La Résistance s’est organisée, structurée, communistes, socialistes, gaullistes sont réunis pour la même cause : libérer le pays et imaginer en plein chaos les fondations de la France de l’après-guerre, celle qui gagnera et appliquera son programme de solidarité et de justice sociale « Les jours heureux », adopté à l’unanimité par le Conseil national de la Résistance le 15 mars 1944. Mais nous devons également le respect aux résistants d’origine étrangère des FTP MOI de Manouchian, du groupe Carmagnole-Liberté à Lyon, de la 35ème Brigade à Toulouse, de la section juive de la MOI, de la branche Liberté à Grenoble, des tirailleurs sénégalais, des espagnols, maghrébins, polonais, et j’en oublie.

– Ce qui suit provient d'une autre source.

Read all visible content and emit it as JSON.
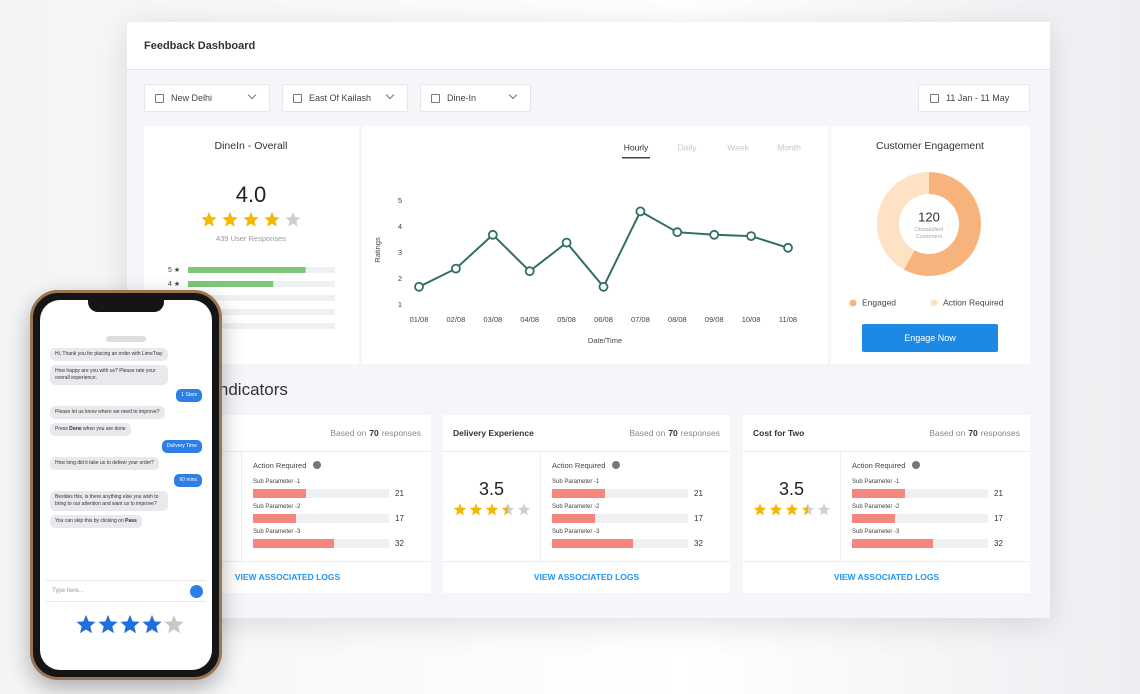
{
  "header": {
    "title": "Feedback Dashboard"
  },
  "filters": [
    "New Delhi",
    "East Of Kailash",
    "Dine-In"
  ],
  "date_range": "11 Jan - 11 May",
  "overall": {
    "title": "DineIn - Overall",
    "rating": {
      "value": 4,
      "label": "4.0"
    },
    "max_stars": 5,
    "responses": "439 User Responses",
    "rows": [
      {
        "label": "5 ★",
        "share": 80
      },
      {
        "label": "4 ★",
        "share": 58
      },
      {
        "label": null,
        "share": 0
      },
      {
        "label": null,
        "share": 0
      },
      {
        "label": null,
        "share": 0
      }
    ],
    "color": "#7dc67a"
  },
  "trend": {
    "type": "line",
    "tabs": [
      "Hourly",
      "Daily",
      "Week",
      "Month"
    ],
    "active_tab": 0,
    "y_label": "Ratings",
    "x_label": "Date/Time",
    "categories": [
      "01/08",
      "02/08",
      "03/08",
      "04/08",
      "05/08",
      "06/08",
      "07/08",
      "08/08",
      "09/08",
      "10/08",
      "11/08"
    ],
    "values": [
      1.7,
      2.4,
      3.7,
      2.3,
      3.4,
      1.7,
      4.6,
      3.8,
      3.7,
      3.65,
      3.2
    ],
    "color": "#2f6f66",
    "ylim": [
      0.8,
      5
    ],
    "yticks": [
      1,
      2,
      3,
      4,
      5
    ]
  },
  "engagement": {
    "type": "pie",
    "title": "Customer Engagement",
    "center_value": 120,
    "center_label": "Dissatisfied Customers",
    "series": [
      {
        "name": "Engaged",
        "color": "#f6b47c",
        "value": 58
      },
      {
        "name": "Action Required",
        "color": "#fde2c4",
        "value": 42
      }
    ],
    "button": "Engage Now"
  },
  "indicators": {
    "heading": "e Indicators",
    "color": "#f4867e",
    "max_stars": 5,
    "cards": [
      {
        "title": null,
        "based_on": "Based on",
        "count": 70,
        "responses": "responses",
        "rating": null,
        "action_required": "Action Required",
        "params": [
          {
            "name": "Sub Parameter -1",
            "value": 21
          },
          {
            "name": "Sub Parameter -2",
            "value": 17
          },
          {
            "name": "Sub Parameter -3",
            "value": 32
          }
        ],
        "link": "VIEW ASSOCIATED LOGS"
      },
      {
        "title": "Delivery Experience",
        "based_on": "Based on",
        "count": 70,
        "responses": "responses",
        "rating": 3.5,
        "action_required": "Action Required",
        "params": [
          {
            "name": "Sub Parameter -1",
            "value": 21
          },
          {
            "name": "Sub Parameter -2",
            "value": 17
          },
          {
            "name": "Sub Parameter -3",
            "value": 32
          }
        ],
        "link": "VIEW ASSOCIATED LOGS"
      },
      {
        "title": "Cost for Two",
        "based_on": "Based on",
        "count": 70,
        "responses": "responses",
        "rating": 3.5,
        "action_required": "Action Required",
        "params": [
          {
            "name": "Sub Parameter -1",
            "value": 21
          },
          {
            "name": "Sub Parameter -2",
            "value": 17
          },
          {
            "name": "Sub Parameter -3",
            "value": 32
          }
        ],
        "link": "VIEW ASSOCIATED LOGS"
      }
    ]
  },
  "phone": {
    "messages": [
      {
        "side": "left",
        "parts": [
          "Hi, Thank you for placing an order with LimeTray"
        ]
      },
      {
        "side": "left",
        "parts": [
          "How happy are you with us? Please rate your overall experience."
        ]
      },
      {
        "side": "right",
        "parts": [
          "1 Stars"
        ]
      },
      {
        "side": "left",
        "parts": [
          "Please let us know where we need to improve?"
        ]
      },
      {
        "side": "left",
        "parts": [
          "Press ",
          "Done",
          " when you are done"
        ]
      },
      {
        "side": "right",
        "parts": [
          "Delivery Time"
        ]
      },
      {
        "side": "left",
        "parts": [
          "How long did it take us to deliver your order?"
        ]
      },
      {
        "side": "right",
        "parts": [
          "60 mins"
        ]
      },
      {
        "side": "left",
        "parts": [
          "Besides this, is there anything else you wish to bring to our attention and want us to improve?"
        ]
      },
      {
        "side": "left",
        "parts": [
          "You can skip this by clicking on ",
          "Pass"
        ]
      }
    ],
    "input_placeholder": "Type here...",
    "rating": 4,
    "max_stars": 5,
    "star_color": "#1f6fe0"
  }
}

C’est le rôle de cette résistance que la France a enfin reconnu en faisant entrer Misaak et Mélinée Manouchian au Panthéon le 21 février dernier.
Le prix à payer pour ces hommes et ces femmes, jeunes pour la plupart et de toutes conditions sociales, fut lourd, très lourd. Vivre dans la clandestinité, perdre son identité sous un nom d’emprunt, s’éloigner de ses proches, de sa famille, avec la crainte de représailles, vivre tous les jours sous le régime de la peur : la peur de la trahison, la peur de l’arrestation, la peur des séances de torture et des milices de Pucheu, Ministre de l’Intérieur du régime de Vichy, la peur de la déportation dans les camps de la mort.

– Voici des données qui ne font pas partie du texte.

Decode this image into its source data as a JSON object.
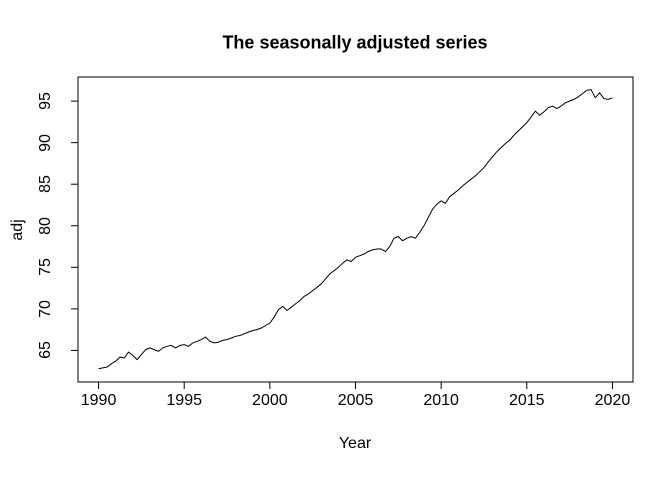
{
  "chart_data": {
    "type": "line",
    "title": "The seasonally adjusted series",
    "xlabel": "Year",
    "ylabel": "adj",
    "xlim": [
      1988.8,
      2021.2
    ],
    "ylim": [
      61.2,
      97.9
    ],
    "xticks": [
      1990,
      1995,
      2000,
      2005,
      2010,
      2015,
      2020
    ],
    "yticks": [
      65,
      70,
      75,
      80,
      85,
      90,
      95
    ],
    "xtick_labels": [
      "1990",
      "1995",
      "2000",
      "2005",
      "2010",
      "2015",
      "2020"
    ],
    "ytick_labels": [
      "65",
      "70",
      "75",
      "80",
      "85",
      "90",
      "95"
    ],
    "grid": false,
    "legend": "none",
    "background_color": "#ffffff",
    "line_color": "#000000",
    "frame_color": "#000000",
    "series": [
      {
        "name": "adj",
        "x_start": 1990,
        "x_step": 0.25,
        "values": [
          62.8,
          62.9,
          63.0,
          63.4,
          63.7,
          64.2,
          64.1,
          64.8,
          64.4,
          63.9,
          64.5,
          65.1,
          65.3,
          65.1,
          64.9,
          65.3,
          65.5,
          65.6,
          65.3,
          65.6,
          65.7,
          65.5,
          65.9,
          66.1,
          66.3,
          66.6,
          66.1,
          65.9,
          66.0,
          66.2,
          66.3,
          66.5,
          66.7,
          66.8,
          67.0,
          67.2,
          67.4,
          67.5,
          67.7,
          68.0,
          68.3,
          69.0,
          69.9,
          70.3,
          69.8,
          70.2,
          70.6,
          71.0,
          71.5,
          71.8,
          72.2,
          72.6,
          73.0,
          73.6,
          74.2,
          74.6,
          75.0,
          75.5,
          75.9,
          75.7,
          76.2,
          76.4,
          76.6,
          76.9,
          77.1,
          77.2,
          77.2,
          76.9,
          77.5,
          78.5,
          78.7,
          78.2,
          78.5,
          78.7,
          78.5,
          79.2,
          80.0,
          81.0,
          82.0,
          82.6,
          83.0,
          82.7,
          83.5,
          83.9,
          84.3,
          84.8,
          85.2,
          85.6,
          86.0,
          86.5,
          87.0,
          87.7,
          88.3,
          88.9,
          89.4,
          89.9,
          90.3,
          90.9,
          91.4,
          91.9,
          92.4,
          93.1,
          93.8,
          93.3,
          93.7,
          94.2,
          94.4,
          94.1,
          94.4,
          94.8,
          95.0,
          95.2,
          95.5,
          95.9,
          96.3,
          96.4,
          95.4,
          96.0,
          95.3,
          95.2,
          95.4
        ]
      }
    ]
  }
}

Quand vous parcourez les cimetières des maquis du Vercors, sur les stèles, l’âge de tous ces anonymes vous saute au visage. 22 ans, 18 ans, 26 ans, 19 ans, 20 ans, 17 ans, 28 ans, tous fauchés à l’orée d’une vie pour défendre les valeurs de la France, ses droits de l’homme, le « liberté égalité fraternité » républicain des frontons de nos mairies.
Aujourd’hui, cet appel du 18 juin résonne de façon particulière et solennelle. Le monde actuel est un monde en guerre. Les drames, massacres, populations déplacées et villes en ruines, sont terribles, insoutenables. Il faut se battre, tous autant que nous sommes, pour les arrêter, pour trouver le chemin de la paix. Bien sûr, nous en sommes loin, mais abdiquer, ce serait faire le jeu des armes et perpétuer des crimes de guerre abjects.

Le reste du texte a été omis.